The Config Populator takes a “template” config and generates a “frozen” config to be used by all subsequent components.

Input#

  • job_name (AppliedTaskIdentifier): which uniquely identifies an end-to-end task.

  • task_config_uri (Uri): Path which points to a “template” GbmlConfig proto yaml file.

  • resource_config_uri (Uri): Path which points to a GiGLResourceConfig yaml

What does it do?#

Takes in a template GbmlConfig and outputs a frozen GbmlConfig by populating all job related metadata paths in sharedConfig. These are mostly GCS paths which the following components read and write from, and use as an intermediary data communication medium.

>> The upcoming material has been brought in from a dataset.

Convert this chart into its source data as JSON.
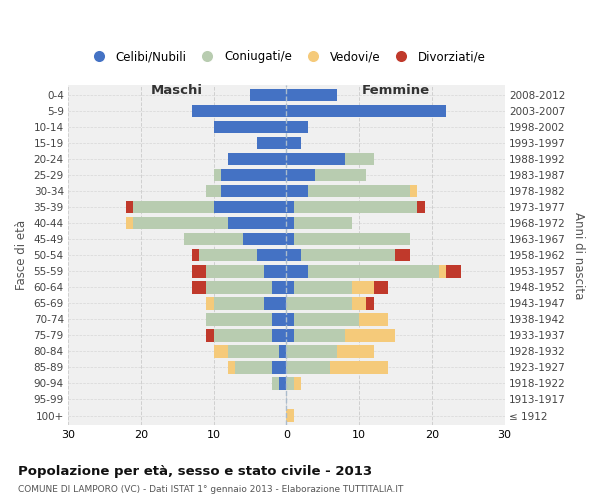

For example, the field sharedConfig.trainedModelMetadata is populated with a GCS URI, which indicates to the Trainer to write the trained model to this path, and to the Inferencer to read the model from this path

How do I run it?#

Import GiGL

from gigl.src.config_populator.config_populator import ConfigPopulator
from gigl.common import UriFactory
from gigl.src.common.types import AppliedTaskIdentifier

config_populator = ConfigPopulator()

task_config_uri = config_populator.run(
    applied_task_identifier=AppliedTaskIdentifier("my_gigl_job_name"),
    task_config_uri=UriFactory.create_uri("gs://my-temp-assets-bucket/task_config.yaml"),
    resource_config_uri=UriFactory.create_uri("gs://my-temp-assets-bucket/resource_config.yaml")
)

Command Line

python -m \
    gigl.src.config_populator.config_populator \
    --job_name mau_sample_task_id \
    --template_uri gs://TEST ASSET PLACEHOLDER/example_task_assets/mau/configs/mau_template_gbml_config_20230213.yaml \
    --output_file_path_frozen_gbml_config_uri my-output-frozen-config_path.yaml

Notes:

  • output_file_path_frozen_gbml_config_uri is the output of the run method as seen in the import gigl usage.

  • Be sure to note the discrepency of template_uri for command line usage vs task_config_uri for import gigl usage.

Output#

A frozen GbmlConfig URI.

Other#

  • If trainedModelMetadata.trainedModelUri exists and/or skipTraining = true, this indicates that we will be running the pipeline with a pre-trained model, and Config Populator will not overwrite these fields in the sharedConfig of the frozen GbmlConfig.

  • Although sharedConfig is added to the frozen config by the config populator, you may add the field to your template config to enable any feature/optional flags.